Does dereferencing a pointer from a const_cast ALWAYS invoke undefined behavior?

Question

See the following:

struct A
{
    std::string* get() const
    {
        //return const_cast<std::string*>(&m_pObj);
        return &const_cast<A*>(this)->m_pObj;
    }

    std::string m_pObj;
};

Is dereferencing const_cast of this UB? Is there any time dereferencing the result from const_cast ing the constness of a pointer away doesn't invoke UB?

(I know the above example is bad practice, bad design, and could be solved with mutable - that's not the point)

Answer 1

Is dereferencing const_cast of this UB? Is there any time dereferencing the result from const_casting the constness of a pointer away doesn't invoke UB?
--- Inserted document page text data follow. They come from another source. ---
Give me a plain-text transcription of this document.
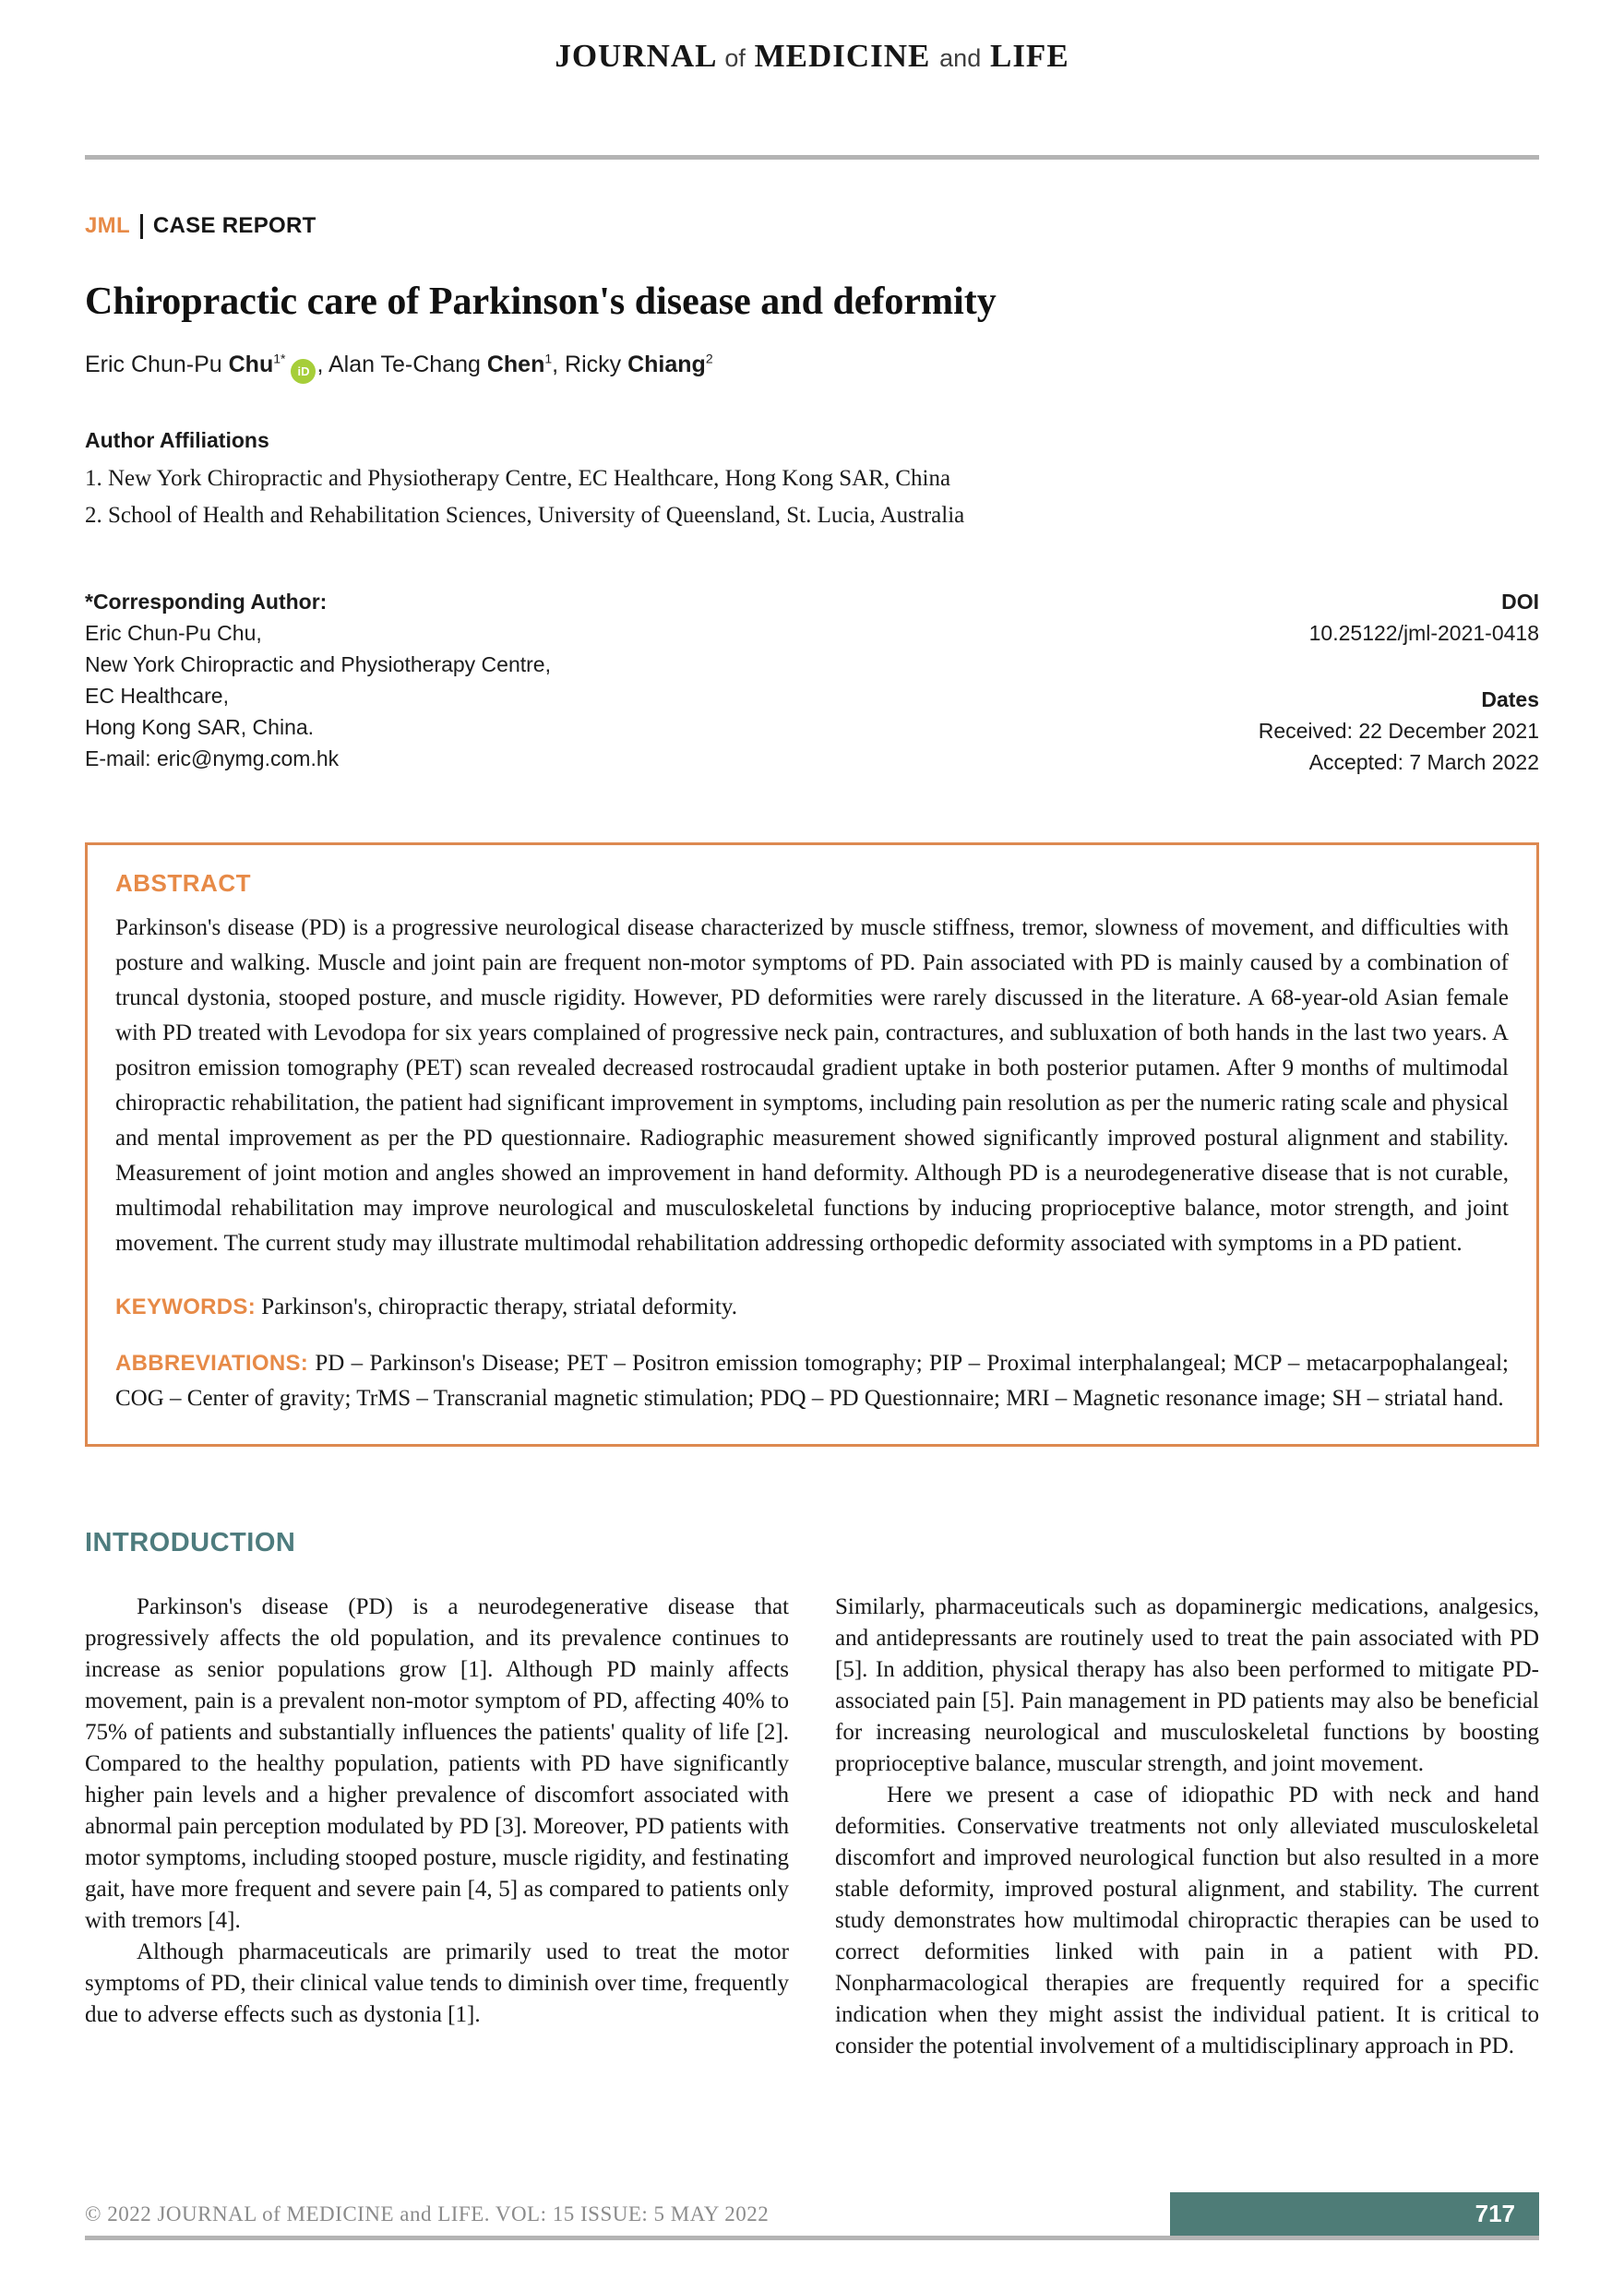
JOURNAL of MEDICINE and LIFE
JML CASE REPORT
Chiropractic care of Parkinson's disease and deformity
Eric Chun-Pu Chu$^{1*}$iD , Alan Te-Chang Chen$^1$, Ricky Chiang$^2$
Author Affiliations
1. New York Chiropractic and Physiotherapy Centre, EC Healthcare, Hong Kong SAR, China
2. School of Health and Rehabilitation Sciences, University of Queensland, St. Lucia, Australia
*Corresponding Author:
Eric Chun-Pu Chu,
New York Chiropractic and Physiotherapy Centre,
EC Healthcare,
Hong Kong SAR, China.
E-mail: eric@nymg.com.hk
DOI
10.25122/jml-2021-0418
Dates
Received: 22 December 2021
Accepted: 7 March 2022
ABSTRACT
Parkinson's disease (PD) is a progressive neurological disease characterized by muscle stiffness, tremor, slowness of movement, and difficulties with posture and walking. Muscle and joint pain are frequent non-motor symptoms of PD. Pain associated with PD is mainly caused by a combination of truncal dystonia, stooped posture, and muscle rigidity. However, PD deformities were rarely discussed in the literature. A 68-year-old Asian female with PD treated with Levodopa for six years complained of progressive neck pain, contractures, and subluxation of both hands in the last two years. A positron emission tomography (PET) scan revealed decreased rostrocaudal gradient uptake in both posterior putamen. After 9 months of multimodal chiropractic rehabilitation, the patient had significant improvement in symptoms, including pain resolution as per the numeric rating scale and physical and mental improvement as per the PD questionnaire. Radiographic measurement showed significantly improved postural alignment and stability. Measurement of joint motion and angles showed an improvement in hand deformity. Although PD is a neurodegenerative disease that is not curable, multimodal rehabilitation may improve neurological and musculoskeletal functions by inducing proprioceptive balance, motor strength, and joint movement. The current study may illustrate multimodal rehabilitation addressing orthopedic deformity associated with symptoms in a PD patient.
KEYWORDS: Parkinson's, chiropractic therapy, striatal deformity.
ABBREVIATIONS: PD – Parkinson's Disease; PET – Positron emission tomography; PIP – Proximal interphalangeal; MCP – metacarpophalangeal; COG – Center of gravity; TrMS – Transcranial magnetic stimulation; PDQ – PD Questionnaire; MRI – Magnetic resonance image; SH – striatal hand.
INTRODUCTION

Parkinson's disease (PD) is a neurodegenerative disease that progressively affects the old population, and its prevalence continues to increase as senior populations grow [1]. Although PD mainly affects movement, pain is a prevalent non-motor symptom of PD, affecting 40% to 75% of patients and substantially influences the patients' quality of life [2]. Compared to the healthy population, patients with PD have significantly higher pain levels and a higher prevalence of discomfort associated with abnormal pain perception modulated by PD [3]. Moreover, PD patients with motor symptoms, including stooped posture, muscle rigidity, and festinating gait, have more frequent and severe pain [4, 5] as compared to patients only with tremors [4].

Although pharmaceuticals are primarily used to treat the motor symptoms of PD, their clinical value tends to diminish over time, frequently due to adverse effects such as dystonia [1].

Similarly, pharmaceuticals such as dopaminergic medications, analgesics, and antidepressants are routinely used to treat the pain associated with PD [5]. In addition, physical therapy has also been performed to mitigate PD-associated pain [5]. Pain management in PD patients may also be beneficial for increasing neurological and musculoskeletal functions by boosting proprioceptive balance, muscular strength, and joint movement.

Here we present a case of idiopathic PD with neck and hand deformities. Conservative treatments not only alleviated musculoskeletal discomfort and improved neurological function but also resulted in a more stable deformity, improved postural alignment, and stability. The current study demonstrates how multimodal chiropractic therapies can be used to correct deformities linked with pain in a patient with PD. Nonpharmacological therapies are frequently required for a specific indication when they might assist the individual patient. It is critical to consider the potential involvement of a multidisciplinary approach in PD.

© 2022 JOURNAL of MEDICINE and LIFE. VOL: 15 ISSUE: 5 MAY 2022	717
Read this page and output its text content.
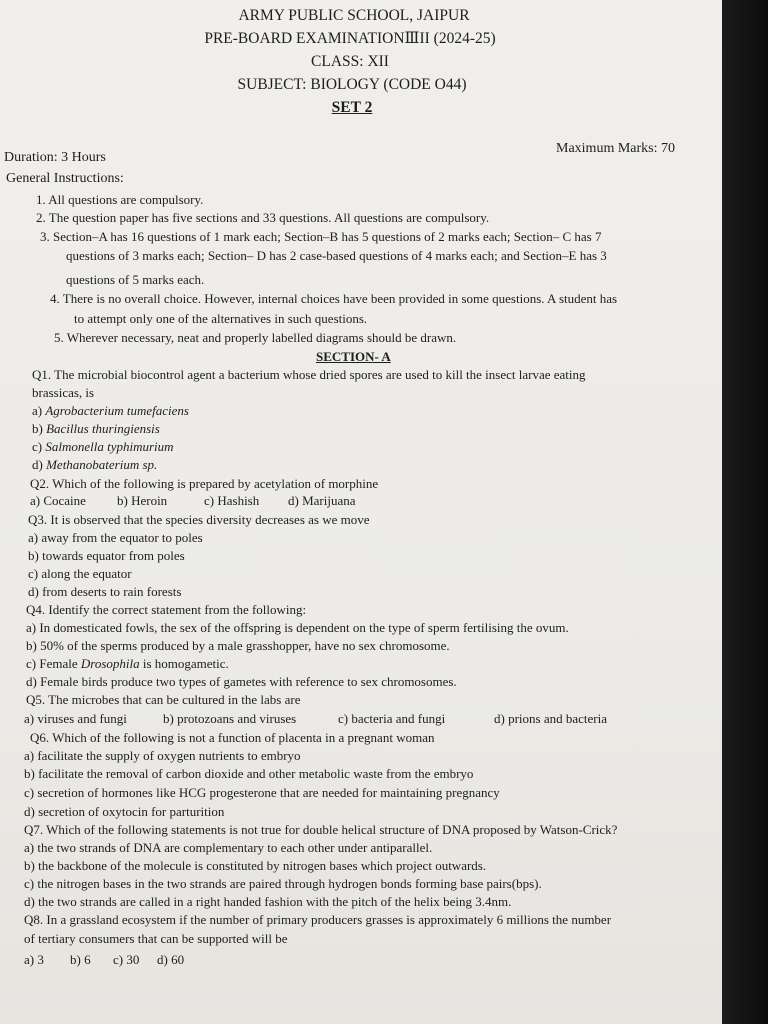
ARMY PUBLIC SCHOOL, JAIPUR
PRE-BOARD EXAMINATIONⅢII (2024-25)
CLASS: XII
SUBJECT: BIOLOGY (CODE O44)
SET 2
Duration: 3 Hours
Maximum Marks: 70
General Instructions:
1. All questions are compulsory.
2. The question paper has five sections and 33 questions. All questions are compulsory.
3. Section–A has 16 questions of 1 mark each; Section–B has 5 questions of 2 marks each; Section– C has 7
questions of 3 marks each; Section– D has 2 case-based questions of 4 marks each; and Section–E has 3
questions of 5 marks each.
4. There is no overall choice. However, internal choices have been provided in some questions. A student has
to attempt only one of the alternatives in such questions.
5. Wherever necessary, neat and properly labelled diagrams should be drawn.
SECTION- A
Q1. The microbial biocontrol agent a bacterium whose dried spores are used to kill the insect larvae eating
brassicas, is
a) Agrobacterium tumefaciens
b) Bacillus thuringiensis
c) Salmonella typhimurium
d) Methanobaterium sp.
Q2. Which of the following is prepared by acetylation of morphine
a) Cocaine b) Heroin	c) Hashish d) Marijuana
Q3. It is observed that the species diversity decreases as we move
a) away from the equator to poles
b) towards equator from poles
c) along the equator
d) from deserts to rain forests
Q4. Identify the correct statement from the following:
a) In domesticated fowls, the sex of the offspring is dependent on the type of sperm fertilising the ovum.
b) 50% of the sperms produced by a male grasshopper, have no sex chromosome.
c) Female Drosophila is homogametic.
d) Female birds produce two types of gametes with reference to sex chromosomes.
Q5. The microbes that can be cultured in the labs are
a) viruses and fungi	b) protozoans and viruses	c) bacteria and fungi	d) prions and bacteria
Q6. Which of the following is not a function of placenta in a pregnant woman
a) facilitate the supply of oxygen nutrients to embryo
b) facilitate the removal of carbon dioxide and other metabolic waste from the embryo
c) secretion of hormones like HCG progesterone that are needed for maintaining pregnancy
d) secretion of oxytocin for parturition
Q7. Which of the following statements is not true for double helical structure of DNA proposed by Watson-Crick?
a) the two strands of DNA are complementary to each other under antiparallel.
b) the backbone of the molecule is constituted by nitrogen bases which project outwards.
c) the nitrogen bases in the two strands are paired through hydrogen bonds forming base pairs(bps).
d) the two strands are called in a right handed fashion with the pitch of the helix being 3.4nm.
Q8. In a grassland ecosystem if the number of primary producers grasses is approximately 6 millions the number
of tertiary consumers that can be supported will be
a) 3 b) 6 c) 30 d) 60
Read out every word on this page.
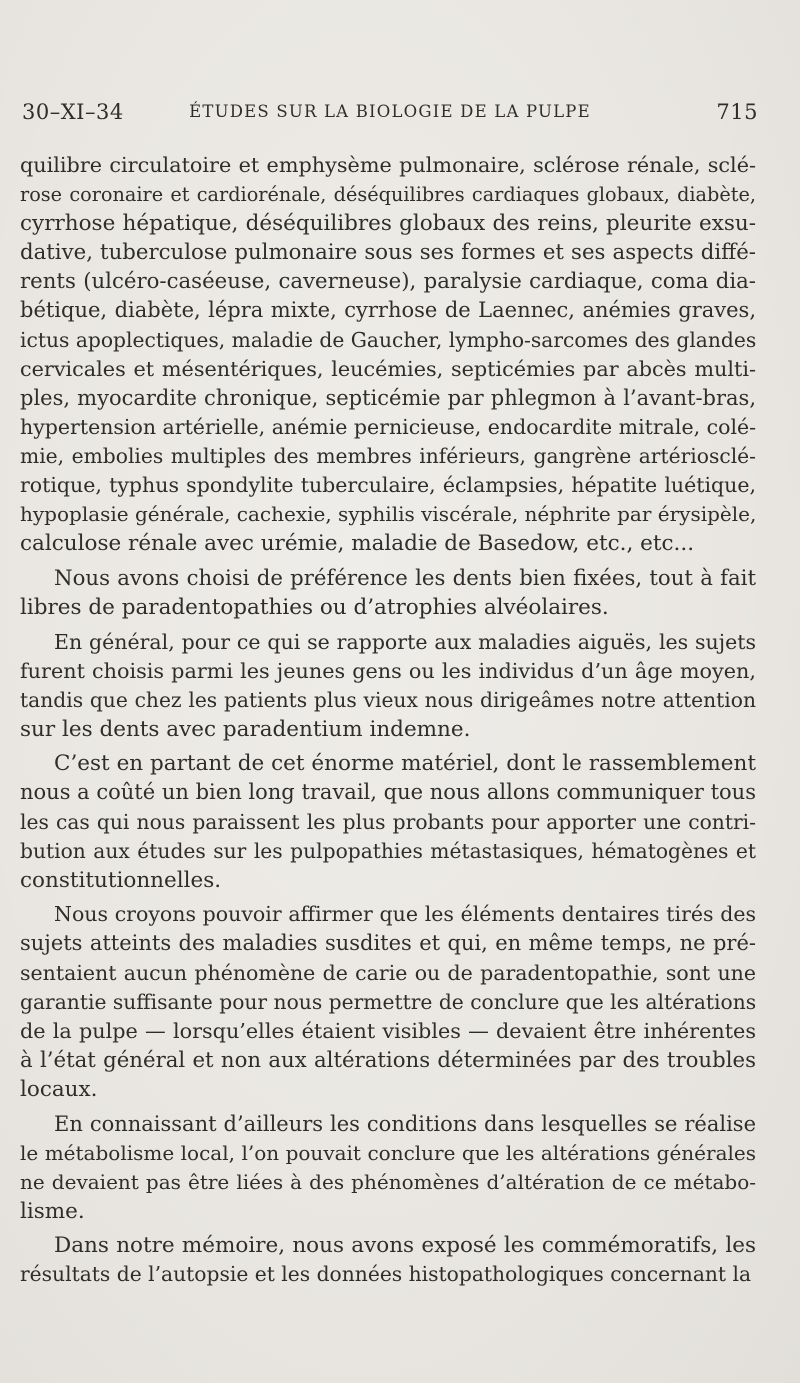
30–XI–34	ÉTUDES SUR LA BIOLOGIE DE LA PULPE	715
quilibre circulatoire et emphysème pulmonaire, sclérose rénale, sclé-
rose coronaire et cardiorénale, déséquilibres cardiaques globaux, diabète,
cyrrhose hépatique, déséquilibres globaux des reins, pleurite exsu-
dative, tuberculose pulmonaire sous ses formes et ses aspects diffé-
rents (ulcéro-caséeuse, caverneuse), paralysie cardiaque, coma dia-
bétique, diabète, lépra mixte, cyrrhose de Laennec, anémies graves,
ictus apoplectiques, maladie de Gaucher, lympho-sarcomes des glandes
cervicales et mésentériques, leucémies, septicémies par abcès multi-
ples, myocardite chronique, septicémie par phlegmon à l’avant-bras,
hypertension artérielle, anémie pernicieuse, endocardite mitrale, colé-
mie, embolies multiples des membres inférieurs, gangrène artériosclé-
rotique, typhus spondylite tuberculaire, éclampsies, hépatite luétique,
hypoplasie générale, cachexie, syphilis viscérale, néphrite par érysipèle,
calculose rénale avec urémie, maladie de Basedow, etc., etc...
Nous avons choisi de préférence les dents bien fixées, tout à fait
libres de paradentopathies ou d’atrophies alvéolaires.
En général, pour ce qui se rapporte aux maladies aiguës, les sujets
furent choisis parmi les jeunes gens ou les individus d’un âge moyen,
tandis que chez les patients plus vieux nous dirigeâmes notre attention
sur les dents avec paradentium indemne.
C’est en partant de cet énorme matériel, dont le rassemblement
nous a coûté un bien long travail, que nous allons communiquer tous
les cas qui nous paraissent les plus probants pour apporter une contri-
bution aux études sur les pulpopathies métastasiques, hématogènes et
constitutionnelles.
Nous croyons pouvoir affirmer que les éléments dentaires tirés des
sujets atteints des maladies susdites et qui, en même temps, ne pré-
sentaient aucun phénomène de carie ou de paradentopathie, sont une
garantie suffisante pour nous permettre de conclure que les altérations
de la pulpe — lorsqu’elles étaient visibles — devaient être inhérentes
à l’état général et non aux altérations déterminées par des troubles
locaux.
En connaissant d’ailleurs les conditions dans lesquelles se réalise
le métabolisme local, l’on pouvait conclure que les altérations générales
ne devaient pas être liées à des phénomènes d’altération de ce métabo-
lisme.
Dans notre mémoire, nous avons exposé les commémoratifs, les
résultats de l’autopsie et les données histopathologiques concernant la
Not always, only if the object is const (the A instance is const A x; ) and the dereference is used to modify the data. If it is only used to read it will not be undefined behavior, if the object is not const, (maybe not at all, maybe a const-reference to a non-const object) it won't be UB either.

Answer 2

No, it is only UB if the referenced object has been declared as const originally and you subsequently modify the data obtained by the cast (§5.2.11/7 and §7.1.6.1/4). The following is legal:

A a;
a.get()->clear();

while this isn't (and is consequently UB):

A const a;
a.get()->clear();

Answer 3

No. To wit:

5.2.2 Function call

5 [ Note: a function can change the values of its non-const parameters, but these changes cannot affect the values of the arguments except where a parameter is of a reference type (8.3.2); if the reference is to a const-qualified type, const_cast is required to be used to cast away the constness in order to modify the argument's value. Where a parameter is of const reference type a temporary object is introduced if needed (7.1.6, 2.14, 2.14.5, 8.3.4, 12.2). In addition, it is possible to modify the values of nonconstant objects through pointer parameters. —end note ]

However,

5.2.11 Const cast

12 [ Note: some conversions which involve only changes in cv-qualification cannot be done using const_cast. For instance, conversions between pointers to functions are not covered because such conversions lead to values whose use causes undefined behavior. For the same reasons, conversions between pointers to member functions, and in particular, the conversion from a pointer to a const member function to a pointer to a non-const member function, are not covered. —end note ]

Answer 4

A compiler is free to store a const value in read-only memory, it is free to make assumptions that it will never change when optimising the program. If you cast away the constness, you are breaking the contract with the compiler so technically anything can happen.

Realistically, it is pretty rare for a compiler to do something that will be broken by const_cast-ing, but in theory it is possible.